In Maine we use an expression, wicked. It is used to emphasize another descriptive word. In grammar it would be considered a compound adjective. It almost never means it’s dictionary definition. None of that matters though. Not for us Mainers anyway.
Wicked has been a Maine word for as long as I can remember. In fact When I was a kid my family lived in Florida for awhile and our neighbors nicknamed my mother Wicked-Wanda because they thought it was such a unique expression. A girl who grew up in Maine told me she once lived with some people who forbade her from using the term in fear that it might evoke some sort of evil in their home. That’s a wicked-scary thought.
While in Maine it wouldn’t be uncommon to hear something like: Its a wicked-nice day today. Meaning it’s not just a nice day but it’s a very nice day. You might hear that new restaurant has wicked-good food. Someone might say it’s a wicked-good movie, have a wicked-fun time, or that new gadget is wicked-cool (while not being evil or cold).

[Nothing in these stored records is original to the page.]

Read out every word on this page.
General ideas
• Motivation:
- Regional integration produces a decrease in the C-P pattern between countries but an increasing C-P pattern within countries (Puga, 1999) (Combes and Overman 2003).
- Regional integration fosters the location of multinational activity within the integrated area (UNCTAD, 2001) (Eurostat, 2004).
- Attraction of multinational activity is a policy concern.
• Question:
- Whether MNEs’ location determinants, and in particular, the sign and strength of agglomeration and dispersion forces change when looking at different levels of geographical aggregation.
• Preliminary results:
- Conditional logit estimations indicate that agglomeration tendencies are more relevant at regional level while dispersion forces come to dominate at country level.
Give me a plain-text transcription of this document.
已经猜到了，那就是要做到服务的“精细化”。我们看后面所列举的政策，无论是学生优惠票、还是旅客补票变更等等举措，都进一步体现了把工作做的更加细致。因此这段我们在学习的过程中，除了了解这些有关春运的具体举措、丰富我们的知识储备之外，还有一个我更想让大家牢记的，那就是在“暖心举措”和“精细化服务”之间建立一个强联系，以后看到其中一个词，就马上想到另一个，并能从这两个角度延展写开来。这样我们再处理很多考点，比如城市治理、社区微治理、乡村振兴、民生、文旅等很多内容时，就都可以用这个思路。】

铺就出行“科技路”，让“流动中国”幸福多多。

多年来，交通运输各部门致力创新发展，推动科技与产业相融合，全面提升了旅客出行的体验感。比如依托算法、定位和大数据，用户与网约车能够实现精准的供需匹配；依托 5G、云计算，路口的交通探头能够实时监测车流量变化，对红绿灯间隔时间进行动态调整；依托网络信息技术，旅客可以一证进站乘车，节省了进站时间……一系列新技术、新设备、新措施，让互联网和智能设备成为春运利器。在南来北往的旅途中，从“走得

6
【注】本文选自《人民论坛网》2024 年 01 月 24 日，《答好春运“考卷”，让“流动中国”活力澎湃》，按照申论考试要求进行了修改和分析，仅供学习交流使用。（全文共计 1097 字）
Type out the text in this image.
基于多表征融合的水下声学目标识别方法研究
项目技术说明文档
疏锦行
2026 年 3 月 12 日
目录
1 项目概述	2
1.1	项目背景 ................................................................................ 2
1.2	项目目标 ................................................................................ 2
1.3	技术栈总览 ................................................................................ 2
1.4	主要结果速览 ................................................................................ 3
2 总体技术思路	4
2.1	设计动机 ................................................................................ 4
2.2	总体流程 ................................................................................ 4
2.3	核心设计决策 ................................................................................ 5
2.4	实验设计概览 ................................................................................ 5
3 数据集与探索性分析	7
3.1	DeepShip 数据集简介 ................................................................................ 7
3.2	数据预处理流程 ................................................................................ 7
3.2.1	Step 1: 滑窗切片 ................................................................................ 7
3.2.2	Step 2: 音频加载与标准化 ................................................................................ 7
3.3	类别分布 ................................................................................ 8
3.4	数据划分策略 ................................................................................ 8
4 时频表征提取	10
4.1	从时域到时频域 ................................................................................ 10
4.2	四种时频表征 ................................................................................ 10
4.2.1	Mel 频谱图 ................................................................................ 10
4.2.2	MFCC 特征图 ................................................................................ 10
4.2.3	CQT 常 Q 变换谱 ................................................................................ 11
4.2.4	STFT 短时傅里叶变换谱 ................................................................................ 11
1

I was just thinking about this weekend and how it was wicked-nice that I didn’t have a million things to do. As I do when I have time to think, I started thinking about what I was thinking about. I thought about my words and their context. I wondered how many other states had slang that was timeless and unique. Slang specific to their state and the people living there. Then I thought about how a pumpkin whoopie pie would be wicked-good right now. ….sorry it’s just how my brain works.